Il existe bien évidemment des exceptions à la règle dont les plus notables sont le ralliement des très chiraquiens François Baroin et Christian Jacob à Nicolas Sarkozy. Mais la rancoeur personnelle du premier à l’égard d’Alain Juppé, qui ne l’a pas reconduit en 1995 comme porte-parole du gouvernement dans le second exécutif, constitue un singulier et puissant moteur d’explication.
« Ceux qui étaient en 1995 avec Jacques Chirac partagent un fond gaullien, c’est-à-dire la volonté de rassembler plus que de cliver », abonde Serge Grouard, en référence à Nicolas Sarkozy. « Les gens sont à cran en ce moment. Il faut donc être responsable dans ses propos. Ce qui ne veut pas dire qu’il faut un projet mollasson… »
« Lui non plus ne se préoccupait pas des sondages »
Jean-François Copé est bien de cet avis. Celui qui fut le porte-parole du gouvernement durant le second mandat de Jacques Chirac, se revendique du chiraquisme, tout en assumant un projet de « droite décomplexée ». Une filiation « de caractère, plus que de programmes », confie l’ancien président des Républicains à L’Express. « Jacques Chirac avait une tenue que ses successeurs n’ont jamais eue », dézingue-t-il.
« Dans la campagne de la primaire, je pense beaucoup à sa solidité.
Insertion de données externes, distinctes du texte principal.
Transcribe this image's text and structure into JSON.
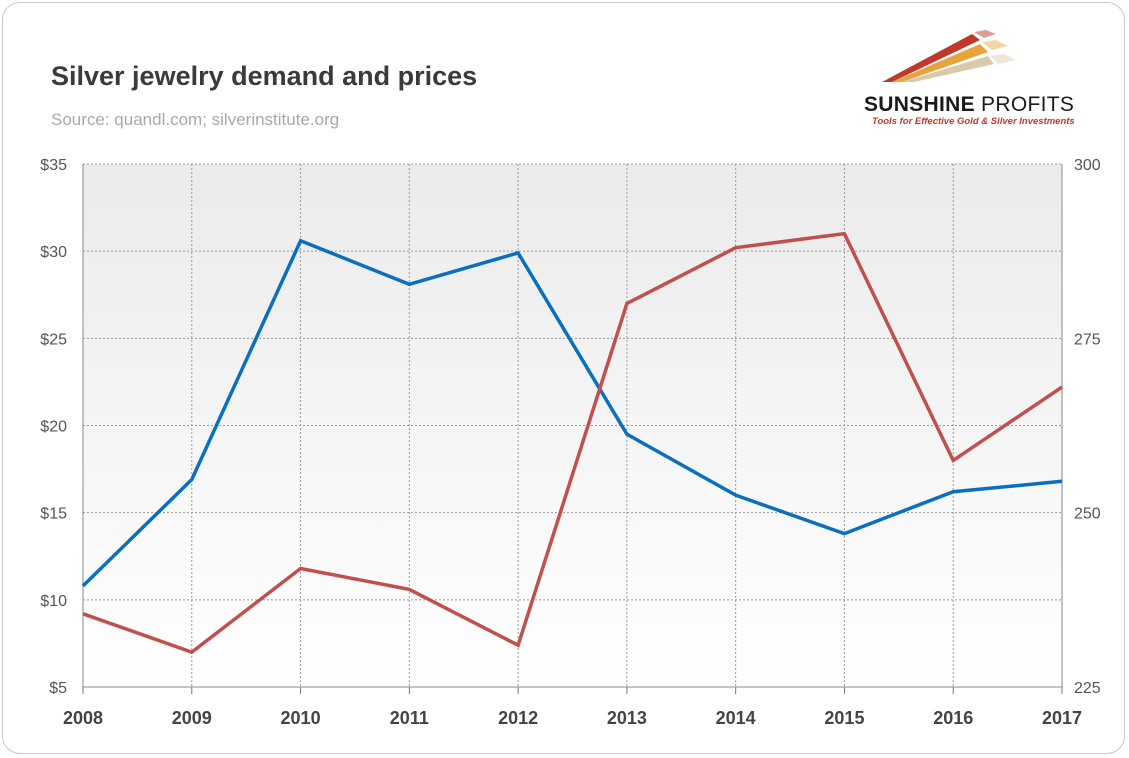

En 1995, lui non plus ne se préoccupait pas des sondages [initialement favorables à Edouard Balladur] et remplissait pourtant les salles. » « Et je suis le seul ‘Chirac boy’ à ne pas avoir été à la soupe », conclut Jean-François Copé qui n’a pas occupé de fonctions ministérielles pendant le quinquennat de Nicolas Sarkozy. Décidément, en matière de chiraquisme, c’est l’indépendance vis-à-vis de Nicolas Sarkozy qui donne le la.